Abstract

ABSTRACT Fracture-dislocation is one of the most common causes of spinal cord injury (SCI) in human adults, yet it is not widely studied experimentally. Clinical studies have found that anterior fracture-dislocation occurs more commonly and produces greater neurological deficit than lateral fracture-dislocation. However, the effect of loading direction on SCI neuropathology has not been investigated experimentally and the reasons behind these clinical differences are not known. Thoracolumbar vertebrae T12-L1 of anaesthetized rats were dislocated anteriorly or laterally by 9 mm at 220 mm/sec. Spinal cord sections from animals euthanized at 1, 3, and 6 h post-injury, were stained with hematoxylin and eosin (H&E) to detect hemorrhage, the pathologic accumulation of beta-amyloid precursor protein (betaAPP) in white matter axons, and degenerating neurons (Fluoro-Jade and loss of NeuN) in the gray matter.
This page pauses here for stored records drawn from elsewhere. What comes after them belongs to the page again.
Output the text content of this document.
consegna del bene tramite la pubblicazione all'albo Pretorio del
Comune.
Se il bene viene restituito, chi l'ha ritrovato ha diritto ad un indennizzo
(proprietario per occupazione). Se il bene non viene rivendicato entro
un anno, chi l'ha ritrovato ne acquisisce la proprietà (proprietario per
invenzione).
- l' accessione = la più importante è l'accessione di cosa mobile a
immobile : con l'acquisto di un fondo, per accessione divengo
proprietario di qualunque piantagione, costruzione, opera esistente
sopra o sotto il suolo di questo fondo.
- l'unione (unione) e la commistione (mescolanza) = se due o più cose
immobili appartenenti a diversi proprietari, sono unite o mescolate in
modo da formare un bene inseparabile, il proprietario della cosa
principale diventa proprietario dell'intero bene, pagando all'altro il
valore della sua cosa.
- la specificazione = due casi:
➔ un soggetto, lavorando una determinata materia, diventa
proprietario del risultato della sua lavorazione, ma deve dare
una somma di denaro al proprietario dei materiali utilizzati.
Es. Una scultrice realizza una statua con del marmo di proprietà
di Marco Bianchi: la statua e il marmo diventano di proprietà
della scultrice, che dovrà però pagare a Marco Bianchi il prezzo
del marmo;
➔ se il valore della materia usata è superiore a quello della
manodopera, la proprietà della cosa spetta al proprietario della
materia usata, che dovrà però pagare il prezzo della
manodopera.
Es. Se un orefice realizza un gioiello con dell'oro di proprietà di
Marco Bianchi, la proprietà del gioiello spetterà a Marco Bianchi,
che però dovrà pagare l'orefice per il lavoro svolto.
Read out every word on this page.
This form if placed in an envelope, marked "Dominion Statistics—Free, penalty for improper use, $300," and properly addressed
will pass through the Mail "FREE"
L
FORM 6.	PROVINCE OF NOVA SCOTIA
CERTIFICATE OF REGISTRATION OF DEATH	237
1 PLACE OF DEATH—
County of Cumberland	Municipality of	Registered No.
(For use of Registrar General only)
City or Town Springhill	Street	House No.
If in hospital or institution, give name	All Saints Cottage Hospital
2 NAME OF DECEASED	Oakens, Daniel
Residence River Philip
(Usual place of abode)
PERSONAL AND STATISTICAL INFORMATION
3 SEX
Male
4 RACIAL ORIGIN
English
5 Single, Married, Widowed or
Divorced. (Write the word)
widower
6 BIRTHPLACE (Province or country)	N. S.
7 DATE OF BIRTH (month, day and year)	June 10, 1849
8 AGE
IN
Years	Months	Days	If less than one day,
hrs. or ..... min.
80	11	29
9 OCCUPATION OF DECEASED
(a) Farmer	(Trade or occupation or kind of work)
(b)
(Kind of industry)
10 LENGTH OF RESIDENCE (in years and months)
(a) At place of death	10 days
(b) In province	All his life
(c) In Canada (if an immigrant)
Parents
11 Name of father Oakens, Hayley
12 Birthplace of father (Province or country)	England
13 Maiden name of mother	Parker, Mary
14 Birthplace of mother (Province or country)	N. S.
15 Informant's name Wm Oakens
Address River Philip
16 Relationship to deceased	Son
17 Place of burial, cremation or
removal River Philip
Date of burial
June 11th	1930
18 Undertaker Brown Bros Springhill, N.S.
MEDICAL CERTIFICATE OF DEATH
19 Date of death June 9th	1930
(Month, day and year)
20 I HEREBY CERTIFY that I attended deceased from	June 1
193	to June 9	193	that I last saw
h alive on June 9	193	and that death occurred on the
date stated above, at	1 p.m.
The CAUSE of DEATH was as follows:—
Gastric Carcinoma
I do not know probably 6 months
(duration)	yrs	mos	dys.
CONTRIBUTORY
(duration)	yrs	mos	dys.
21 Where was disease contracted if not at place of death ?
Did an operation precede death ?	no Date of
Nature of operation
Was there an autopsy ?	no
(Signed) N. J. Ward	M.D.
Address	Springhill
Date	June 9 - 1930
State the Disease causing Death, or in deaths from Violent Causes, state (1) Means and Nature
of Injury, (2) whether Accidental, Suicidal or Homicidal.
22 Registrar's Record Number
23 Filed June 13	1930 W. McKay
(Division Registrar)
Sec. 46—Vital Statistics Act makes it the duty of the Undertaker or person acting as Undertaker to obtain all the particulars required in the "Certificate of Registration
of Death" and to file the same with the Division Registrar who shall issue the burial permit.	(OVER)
The vertebral fracture load and maximum load were similar for both directions of dislocation; however, vertebral fracture occurred at 4.3 mm (+/-1.5 mm SD) during anterior dislocation compared to 1.1 mm (+/-0.7 mm SD) during lateral dislocation (p < 0.001). betaAPP accumulation and reduction of NeuN immunoreactivity (IR) were greatest along a diagonal band across the spinal cord angled at 45 degrees to the direction of loading (in different planes for each loading direction). Hemorrhage volume (p < 0.05), betaAPP-IR, and reduction of NeuN-IR (p < 0.05 in ventral horns) were more pronounced following anterior dislocation. In addition, there was a different spatial distribution of axonal damage for each direction of dislocation. The findings of this study may explain the greater severity of anterior fracture-dislocation observed clinically and reinforces the need to experimentally model differing human SCIs.